Here's How You Can Use Mindfulness To Make Your Relationships Stronger
The nutshell definition of mindfulness is: giving your attention to what you're doing. You don't need a meditation cushion, a two minute plank pose, or candles blessed by the Dalai Lama to be mindful. Even better, you don't need to become a new version of yourself to use mindfulness — you already possess the only tool required: the ability to focus on the here and now. The reason so many people feel like mindfulness is difficult to achieve is because keeping your attention on the present moment is super hard.
But even when distractions are popping around like a 4th of July fireworks extravaganza, mindfulness is always chilling out nearby. Do you think when your mind starts to wander that mindfulness is like, "Well, that's it. Your focus sucks, so peace out." Nope. Mindfulness does not play those silly games. Mindfulness is like, "Hey, your thoughts went to something else for a hot minute, it's cool. It happens. But I still want to hang out, OK? Cool." Mindfulness is like the boyfriend you always wished you had in college.
In general, mindfulness has a fat heap of golden nugget benefits. According to the American Psychological Association, people who are more mindful report feeling less stressed and less emotionally reactive, as well as more focused and insightful. Want to take these juicy rewards of presentness and leverage them to supercharge your relationships? Here's how.
Raise Your Self-Awareness
It's easy to act on impulse in your daily interactions with coworkers, family members, and romantic partners, but calling on a mindful attitude can help you check yourself before you come in like a wrecking ball. When you feel your face catching fire from anger, make this your cue to stop and bring your attention to your emotions before acting or speaking. Observe your impulse and then ask yourself if it is aligned with who you want to be and how you want to behave. Usually, when you take a beat to stop and evaluate, you realize you're not about that #ragelife and the anger subsides, allowing you to make a more clear-headed decision.

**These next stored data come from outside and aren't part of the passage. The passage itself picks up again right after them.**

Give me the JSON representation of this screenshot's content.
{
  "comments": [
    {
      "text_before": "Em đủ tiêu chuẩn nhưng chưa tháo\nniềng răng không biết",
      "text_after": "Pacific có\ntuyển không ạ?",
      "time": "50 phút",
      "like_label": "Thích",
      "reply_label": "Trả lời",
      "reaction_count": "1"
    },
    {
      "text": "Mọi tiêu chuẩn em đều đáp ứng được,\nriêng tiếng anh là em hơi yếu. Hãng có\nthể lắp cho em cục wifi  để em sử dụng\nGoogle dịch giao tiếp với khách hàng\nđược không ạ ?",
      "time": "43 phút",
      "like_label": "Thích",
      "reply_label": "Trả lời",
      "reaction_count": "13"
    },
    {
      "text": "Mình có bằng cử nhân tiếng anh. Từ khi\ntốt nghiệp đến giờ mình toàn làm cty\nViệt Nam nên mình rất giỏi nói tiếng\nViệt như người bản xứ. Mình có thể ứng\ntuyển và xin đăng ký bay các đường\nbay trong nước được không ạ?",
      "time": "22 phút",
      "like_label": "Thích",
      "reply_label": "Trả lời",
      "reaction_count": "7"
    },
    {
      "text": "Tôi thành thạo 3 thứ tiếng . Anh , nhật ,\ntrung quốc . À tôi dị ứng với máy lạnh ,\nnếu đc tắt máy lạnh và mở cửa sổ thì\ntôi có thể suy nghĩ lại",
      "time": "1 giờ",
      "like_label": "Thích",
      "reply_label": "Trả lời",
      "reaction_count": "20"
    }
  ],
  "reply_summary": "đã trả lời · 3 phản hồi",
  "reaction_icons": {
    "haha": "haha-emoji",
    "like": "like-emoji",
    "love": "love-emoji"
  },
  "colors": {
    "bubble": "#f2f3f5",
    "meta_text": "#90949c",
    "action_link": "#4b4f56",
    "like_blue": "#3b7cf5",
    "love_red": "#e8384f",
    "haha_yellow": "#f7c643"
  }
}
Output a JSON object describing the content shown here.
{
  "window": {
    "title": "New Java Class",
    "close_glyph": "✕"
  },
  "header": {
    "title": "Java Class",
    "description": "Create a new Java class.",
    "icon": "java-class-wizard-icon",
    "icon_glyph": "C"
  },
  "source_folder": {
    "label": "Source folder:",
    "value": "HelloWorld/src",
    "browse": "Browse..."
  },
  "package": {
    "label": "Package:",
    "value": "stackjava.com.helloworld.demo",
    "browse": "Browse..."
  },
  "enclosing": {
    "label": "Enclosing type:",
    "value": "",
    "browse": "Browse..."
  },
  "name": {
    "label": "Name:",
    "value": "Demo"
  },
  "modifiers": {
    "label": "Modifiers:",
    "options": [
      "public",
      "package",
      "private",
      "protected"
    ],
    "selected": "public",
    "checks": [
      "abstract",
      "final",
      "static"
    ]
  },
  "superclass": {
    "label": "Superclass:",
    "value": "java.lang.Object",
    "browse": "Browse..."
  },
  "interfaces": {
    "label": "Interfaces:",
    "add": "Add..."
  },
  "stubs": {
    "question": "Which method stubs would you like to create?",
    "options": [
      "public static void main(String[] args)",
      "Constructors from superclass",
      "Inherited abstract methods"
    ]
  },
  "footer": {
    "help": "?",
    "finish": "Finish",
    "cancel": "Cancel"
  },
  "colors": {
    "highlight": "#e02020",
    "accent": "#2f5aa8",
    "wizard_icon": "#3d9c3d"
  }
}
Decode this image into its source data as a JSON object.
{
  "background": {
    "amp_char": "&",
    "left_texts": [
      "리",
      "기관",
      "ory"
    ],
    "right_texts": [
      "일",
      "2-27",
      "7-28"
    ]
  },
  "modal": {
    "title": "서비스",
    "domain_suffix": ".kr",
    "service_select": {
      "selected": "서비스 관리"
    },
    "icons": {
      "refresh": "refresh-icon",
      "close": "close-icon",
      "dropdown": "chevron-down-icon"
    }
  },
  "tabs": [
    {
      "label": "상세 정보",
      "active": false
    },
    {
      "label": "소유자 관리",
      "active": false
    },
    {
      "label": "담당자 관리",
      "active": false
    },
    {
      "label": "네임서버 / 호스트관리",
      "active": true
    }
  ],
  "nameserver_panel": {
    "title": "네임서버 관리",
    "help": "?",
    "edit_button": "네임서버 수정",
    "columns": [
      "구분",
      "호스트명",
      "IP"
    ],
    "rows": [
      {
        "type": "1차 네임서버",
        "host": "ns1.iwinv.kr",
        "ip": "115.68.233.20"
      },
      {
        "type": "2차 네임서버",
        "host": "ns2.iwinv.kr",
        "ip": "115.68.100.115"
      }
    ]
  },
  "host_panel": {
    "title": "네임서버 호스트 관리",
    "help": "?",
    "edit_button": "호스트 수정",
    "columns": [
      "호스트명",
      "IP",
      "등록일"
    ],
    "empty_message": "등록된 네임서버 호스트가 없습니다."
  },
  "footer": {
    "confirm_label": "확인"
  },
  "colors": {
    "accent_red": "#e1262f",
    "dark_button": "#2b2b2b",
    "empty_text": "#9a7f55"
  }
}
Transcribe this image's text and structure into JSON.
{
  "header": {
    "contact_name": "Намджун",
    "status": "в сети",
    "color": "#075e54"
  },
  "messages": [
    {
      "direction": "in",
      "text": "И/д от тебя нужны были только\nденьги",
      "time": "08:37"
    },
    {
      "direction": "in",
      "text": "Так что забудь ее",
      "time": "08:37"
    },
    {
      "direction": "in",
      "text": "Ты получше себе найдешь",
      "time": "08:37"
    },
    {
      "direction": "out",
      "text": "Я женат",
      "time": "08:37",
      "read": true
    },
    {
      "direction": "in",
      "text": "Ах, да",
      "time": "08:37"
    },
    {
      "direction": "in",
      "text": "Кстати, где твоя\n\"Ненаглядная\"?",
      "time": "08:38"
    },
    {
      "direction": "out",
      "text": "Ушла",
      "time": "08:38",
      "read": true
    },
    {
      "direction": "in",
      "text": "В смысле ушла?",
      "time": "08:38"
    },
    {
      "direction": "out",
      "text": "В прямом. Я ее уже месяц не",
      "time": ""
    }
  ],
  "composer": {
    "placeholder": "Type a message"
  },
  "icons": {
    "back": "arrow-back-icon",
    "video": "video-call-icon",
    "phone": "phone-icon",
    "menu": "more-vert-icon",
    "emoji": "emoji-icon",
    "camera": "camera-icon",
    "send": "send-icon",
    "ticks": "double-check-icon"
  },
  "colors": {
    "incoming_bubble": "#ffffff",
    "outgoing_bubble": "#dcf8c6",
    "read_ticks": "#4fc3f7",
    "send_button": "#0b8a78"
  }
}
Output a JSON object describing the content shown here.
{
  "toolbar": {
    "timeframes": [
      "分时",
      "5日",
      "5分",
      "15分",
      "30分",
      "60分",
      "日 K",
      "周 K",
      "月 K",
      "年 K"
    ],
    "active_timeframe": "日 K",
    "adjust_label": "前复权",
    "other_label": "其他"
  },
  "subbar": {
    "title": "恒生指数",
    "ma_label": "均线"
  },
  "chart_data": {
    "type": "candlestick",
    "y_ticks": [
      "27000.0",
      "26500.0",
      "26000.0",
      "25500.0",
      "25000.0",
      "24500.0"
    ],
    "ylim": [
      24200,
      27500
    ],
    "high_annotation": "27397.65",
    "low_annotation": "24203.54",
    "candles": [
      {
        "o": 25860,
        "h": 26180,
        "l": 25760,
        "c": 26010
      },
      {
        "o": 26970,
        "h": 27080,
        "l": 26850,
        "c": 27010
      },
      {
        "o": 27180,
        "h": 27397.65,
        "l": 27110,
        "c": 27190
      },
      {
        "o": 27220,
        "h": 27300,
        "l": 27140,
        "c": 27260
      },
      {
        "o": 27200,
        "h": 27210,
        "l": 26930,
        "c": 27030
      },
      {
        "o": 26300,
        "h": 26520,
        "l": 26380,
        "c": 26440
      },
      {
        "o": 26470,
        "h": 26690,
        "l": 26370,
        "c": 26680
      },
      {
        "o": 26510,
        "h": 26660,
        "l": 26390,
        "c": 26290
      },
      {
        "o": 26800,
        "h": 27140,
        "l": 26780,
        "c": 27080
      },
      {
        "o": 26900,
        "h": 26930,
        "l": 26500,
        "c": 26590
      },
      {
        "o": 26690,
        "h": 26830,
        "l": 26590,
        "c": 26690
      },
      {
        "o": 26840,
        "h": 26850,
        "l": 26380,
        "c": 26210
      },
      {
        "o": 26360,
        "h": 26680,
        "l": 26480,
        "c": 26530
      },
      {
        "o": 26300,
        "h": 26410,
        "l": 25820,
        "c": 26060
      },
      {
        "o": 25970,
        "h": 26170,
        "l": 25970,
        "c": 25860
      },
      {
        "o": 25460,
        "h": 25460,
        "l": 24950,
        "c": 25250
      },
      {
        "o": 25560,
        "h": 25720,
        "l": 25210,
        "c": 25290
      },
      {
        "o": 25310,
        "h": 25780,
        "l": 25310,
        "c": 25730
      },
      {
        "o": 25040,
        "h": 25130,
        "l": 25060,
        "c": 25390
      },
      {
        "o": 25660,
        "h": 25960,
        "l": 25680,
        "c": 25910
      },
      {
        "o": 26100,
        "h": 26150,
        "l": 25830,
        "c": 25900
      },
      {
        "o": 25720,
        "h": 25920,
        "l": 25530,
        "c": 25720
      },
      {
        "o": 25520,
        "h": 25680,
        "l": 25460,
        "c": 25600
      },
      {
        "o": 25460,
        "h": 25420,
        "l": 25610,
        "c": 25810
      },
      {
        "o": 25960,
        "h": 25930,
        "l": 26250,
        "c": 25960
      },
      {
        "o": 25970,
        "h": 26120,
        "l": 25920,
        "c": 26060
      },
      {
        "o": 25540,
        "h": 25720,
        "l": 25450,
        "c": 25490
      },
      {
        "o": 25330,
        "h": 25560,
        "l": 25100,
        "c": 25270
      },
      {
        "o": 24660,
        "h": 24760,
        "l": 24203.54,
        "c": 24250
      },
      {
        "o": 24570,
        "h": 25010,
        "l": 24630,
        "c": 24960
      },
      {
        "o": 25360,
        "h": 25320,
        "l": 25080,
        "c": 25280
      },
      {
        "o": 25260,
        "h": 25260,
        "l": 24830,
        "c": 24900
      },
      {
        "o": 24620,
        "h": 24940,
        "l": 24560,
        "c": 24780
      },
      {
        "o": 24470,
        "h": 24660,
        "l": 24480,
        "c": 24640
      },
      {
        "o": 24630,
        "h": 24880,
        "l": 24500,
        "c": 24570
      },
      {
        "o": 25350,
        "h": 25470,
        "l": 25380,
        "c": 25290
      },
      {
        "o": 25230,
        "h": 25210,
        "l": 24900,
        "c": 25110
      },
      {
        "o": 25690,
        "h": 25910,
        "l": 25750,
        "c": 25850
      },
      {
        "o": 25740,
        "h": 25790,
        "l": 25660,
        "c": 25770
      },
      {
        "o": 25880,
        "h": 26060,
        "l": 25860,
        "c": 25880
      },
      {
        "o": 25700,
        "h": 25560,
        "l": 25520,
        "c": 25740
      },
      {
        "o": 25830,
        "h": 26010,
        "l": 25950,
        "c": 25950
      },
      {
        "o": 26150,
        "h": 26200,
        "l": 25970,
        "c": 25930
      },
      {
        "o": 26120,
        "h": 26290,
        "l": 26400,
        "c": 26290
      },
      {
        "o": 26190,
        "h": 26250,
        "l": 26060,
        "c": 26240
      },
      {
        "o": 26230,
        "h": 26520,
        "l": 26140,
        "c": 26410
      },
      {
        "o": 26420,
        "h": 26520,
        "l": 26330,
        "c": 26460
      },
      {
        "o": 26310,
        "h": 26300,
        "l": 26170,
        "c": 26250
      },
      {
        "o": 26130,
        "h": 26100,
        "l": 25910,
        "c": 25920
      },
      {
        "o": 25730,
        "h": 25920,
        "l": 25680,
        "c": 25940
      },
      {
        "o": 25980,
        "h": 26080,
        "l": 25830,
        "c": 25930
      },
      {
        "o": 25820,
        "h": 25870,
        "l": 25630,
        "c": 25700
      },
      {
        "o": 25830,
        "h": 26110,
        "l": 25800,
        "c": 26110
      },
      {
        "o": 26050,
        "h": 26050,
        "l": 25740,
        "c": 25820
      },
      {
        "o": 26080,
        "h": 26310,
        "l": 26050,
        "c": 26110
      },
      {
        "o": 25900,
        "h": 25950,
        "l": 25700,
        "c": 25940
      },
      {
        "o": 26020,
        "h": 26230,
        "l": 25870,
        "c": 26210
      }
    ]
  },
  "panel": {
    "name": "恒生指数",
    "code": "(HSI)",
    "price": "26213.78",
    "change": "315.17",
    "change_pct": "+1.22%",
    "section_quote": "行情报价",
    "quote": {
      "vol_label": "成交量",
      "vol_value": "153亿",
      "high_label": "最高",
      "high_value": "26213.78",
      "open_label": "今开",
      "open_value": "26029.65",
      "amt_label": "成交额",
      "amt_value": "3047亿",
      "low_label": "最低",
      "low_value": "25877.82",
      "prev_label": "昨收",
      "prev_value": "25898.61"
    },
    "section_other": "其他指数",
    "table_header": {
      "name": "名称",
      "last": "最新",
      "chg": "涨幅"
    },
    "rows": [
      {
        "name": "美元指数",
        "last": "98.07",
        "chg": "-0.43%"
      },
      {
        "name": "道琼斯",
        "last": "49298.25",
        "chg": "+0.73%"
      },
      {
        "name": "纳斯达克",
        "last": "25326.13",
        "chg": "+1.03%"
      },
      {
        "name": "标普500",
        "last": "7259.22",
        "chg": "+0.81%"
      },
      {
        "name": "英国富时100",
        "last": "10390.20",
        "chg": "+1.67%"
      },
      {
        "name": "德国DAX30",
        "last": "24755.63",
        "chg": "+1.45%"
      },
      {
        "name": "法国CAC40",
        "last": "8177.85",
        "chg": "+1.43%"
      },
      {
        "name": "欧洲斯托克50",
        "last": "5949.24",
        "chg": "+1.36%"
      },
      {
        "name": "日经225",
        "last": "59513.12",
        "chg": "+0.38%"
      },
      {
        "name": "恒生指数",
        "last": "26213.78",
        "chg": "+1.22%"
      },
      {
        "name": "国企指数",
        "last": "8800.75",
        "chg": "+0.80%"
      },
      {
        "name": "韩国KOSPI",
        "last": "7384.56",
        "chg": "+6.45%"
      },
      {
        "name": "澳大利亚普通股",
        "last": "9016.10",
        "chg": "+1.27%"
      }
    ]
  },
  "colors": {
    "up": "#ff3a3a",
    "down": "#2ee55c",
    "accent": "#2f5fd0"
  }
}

Use Your Best Listening Ears
Attention spans these days ain't what they used to be — but that doesn't mean you can't train yourself to be the Michael Jordan of listeners. The key to being a good listener is keeping your yapper on lock down. This doesn't mean you should cease all speaking, the point is to push the thought of responding out of your head when you're in conversation with another. A simple tool I use to stay focused when someone else is talking is to act as if the other person is telling me the most interesting thing I've ever heard. When I do this, I typically end up learning something about my friend or myself that actually does turn out to be super interesting. And better yet, it quiets my mind so I'm not thinking about what I'm going to say when they're done talking.
Stop, Drop, and Slow Your Roll
When overwhelming emotions start to carry you away, bring yourself back to the present moment with a small time out. In other words, gather yourself. To be mindful in any situation, you have to be clear about what's shaking down in the moment. When a relationship is struggling or suffering, allow yourself some space to observe before tossing out blame, insults, or hurtful accusations. Ask yourself, What's really going on here?, because it could help you see the situation with new eyes. Or, What would make the other person act this way?, because it can help build empathy and compassion. Mindfully taking a step back helps to provide a new perspective.
Extra Sauce: Tips For Being More Mindful
The trick to nurturing your relationship with mindfulness is the consistent choice to bring yourself back to the present moment and activate your awareness of what you're experiencing in that moment. But how do you cultivate this habit? Use these tips to get started.
1. Pick A Trigger
Choose a word or phrase that will snap you out of your meandering thoughts and transport you back to your conversation. Common colloquialisms like, "right?" "ya know?" and "you know what I'm saying?" are easy to remember as signs that you need to give the other person your undivided attention.
2. Use Your Breath
If mindfulness is a candy bar, your breath is the ooey-gooey center. A surefire way to bring yourself back to the now is by concentrating on your breathing. Slow, deliberate breaths in and out shift your attention to the rhythm of your lungs and gently grounds you in the moment. Whenever you feel your focus slipping, return to your mindful state by fixating on your breathing.
3. No Judgment
No one is going to nail mindfulness 100 percent of the time. It's normal to have to put in a lot of effort before this concept feels easy and natural. You'll never achieve a more mindful way of life if you give up on yourself after a few tries. Instead of judging yourself for getting it wrong at times, congratulate yourself for even trying in the first place.